24.8 Migrating PEcAn from VM to Docker

This document assumes you have read through the Introduction to Docker as well as Docker quickstart and have docker running on the VM.

This document will slowly replace each of the components with the appropriate docker images. At then end of this document you should be able to use the docker-compose command to bring up the full docker stack as if you had started with this origianally.

24.8.1 Running BETY as a docker container

This will replace the BETY application running on the machine with a docker image. This will assume you still have the database running on the local machine and the only thing we replace is the BETY application.

If you are running systemd (Ubuntu 16.04 or Centos 7) you can copy the following file to /etc/systemd/system/bety.service (replace LOCAL_SERVER=99 with your actual server). If you have postgres running on another server replace 127.0.0.1 with the actual ip address of the postgres server.

[Unit]
Description=BETY container
After=docker.service

[Service]
Restart=always
ExecStart=/usr/bin/docker run -t --rm --name bety --add-host=postgres:127.0.0.1 --network=host --env RAILS_RELATIVE_URL_ROOT=/bety --env LOCAL_SERVER=99 pecan/bety
ExecStop=/usr/bin/docker stop -t 2 bety

[Install]
WantedBy=local.target

At this point we can enable the bety service (this only needs to be done once). First we need to tell systemd a new service is available using systemctl daemon-reload. Next we enable the BETY service so it will restart automatically when the machine reboots, using systemctl enable bety. Finally we can start the BETY service using systemctl start bety. At this point BETY is running as a docker container on port 8000. You can see the log messages using journalctl -u bety.

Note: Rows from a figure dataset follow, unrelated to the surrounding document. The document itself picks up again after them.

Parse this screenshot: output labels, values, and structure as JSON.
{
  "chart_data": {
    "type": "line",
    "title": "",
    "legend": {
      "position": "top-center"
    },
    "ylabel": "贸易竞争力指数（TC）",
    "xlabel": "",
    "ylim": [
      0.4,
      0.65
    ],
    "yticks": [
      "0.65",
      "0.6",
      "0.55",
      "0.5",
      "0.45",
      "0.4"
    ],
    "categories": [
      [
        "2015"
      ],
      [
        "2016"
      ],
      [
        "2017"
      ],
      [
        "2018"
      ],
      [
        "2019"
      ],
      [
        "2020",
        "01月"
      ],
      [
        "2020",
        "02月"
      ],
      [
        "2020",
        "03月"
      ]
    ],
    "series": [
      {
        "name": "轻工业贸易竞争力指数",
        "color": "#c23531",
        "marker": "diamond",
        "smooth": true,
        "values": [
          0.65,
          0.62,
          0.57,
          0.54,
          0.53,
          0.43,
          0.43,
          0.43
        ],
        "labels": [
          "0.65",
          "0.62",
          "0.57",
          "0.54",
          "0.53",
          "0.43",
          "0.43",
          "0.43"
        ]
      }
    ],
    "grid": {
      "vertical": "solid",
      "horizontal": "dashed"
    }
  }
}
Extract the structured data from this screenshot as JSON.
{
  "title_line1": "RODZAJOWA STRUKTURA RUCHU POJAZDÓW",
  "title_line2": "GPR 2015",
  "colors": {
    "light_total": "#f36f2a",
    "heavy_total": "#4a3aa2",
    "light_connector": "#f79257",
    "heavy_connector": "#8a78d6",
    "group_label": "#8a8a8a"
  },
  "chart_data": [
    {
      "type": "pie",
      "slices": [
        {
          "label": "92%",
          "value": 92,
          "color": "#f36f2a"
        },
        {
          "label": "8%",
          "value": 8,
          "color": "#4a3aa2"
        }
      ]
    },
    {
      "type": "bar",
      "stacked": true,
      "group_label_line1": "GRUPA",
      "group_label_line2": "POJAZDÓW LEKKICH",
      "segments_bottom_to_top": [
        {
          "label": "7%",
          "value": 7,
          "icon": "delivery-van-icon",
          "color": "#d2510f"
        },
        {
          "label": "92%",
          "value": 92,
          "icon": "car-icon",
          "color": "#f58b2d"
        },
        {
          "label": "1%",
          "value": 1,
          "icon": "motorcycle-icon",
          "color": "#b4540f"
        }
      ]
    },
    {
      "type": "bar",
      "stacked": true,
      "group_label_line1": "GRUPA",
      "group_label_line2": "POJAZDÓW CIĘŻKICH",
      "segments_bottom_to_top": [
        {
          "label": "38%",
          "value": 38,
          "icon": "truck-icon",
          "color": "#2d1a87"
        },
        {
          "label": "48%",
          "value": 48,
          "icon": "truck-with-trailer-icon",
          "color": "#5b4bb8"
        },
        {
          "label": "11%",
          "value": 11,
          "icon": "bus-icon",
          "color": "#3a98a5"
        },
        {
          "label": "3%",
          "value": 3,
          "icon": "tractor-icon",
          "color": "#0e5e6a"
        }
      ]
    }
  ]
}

Next we need to modify apache configuration files. The file /etc/apache2/conf-enabled/bety.conf will be replaced with the following content:

ProxyPass                /bety/ http://localhost:8000/bety/
ProxyPassReverse         /bety/ http://localhost:8000/bety/
RedirectMatch permanent ^/bety$ /bety/

Once this modified we can restart apache using systemctl restart apache2. At this point BETY is running in a container and is accessable trough the webserver at http://server/bety/.

To upgrade to a new version of BETY you can now use the docker commands. You can use the following commands to stop BETY, pull the latest image down, migrate the database (you made a backup correct?) and start BETY again.

systemctl stop bety
docker pull pecan/bety:latest
docker run -ti --rm --add-host=postgres:127.0.0.1 --network=host --env LOCAL_SERVER=99 pecan/bety migrate
systemctl start bety

Once you are satisfied with the migration of BETY you can remove the bety folder as well as any ruby binaries you have installed.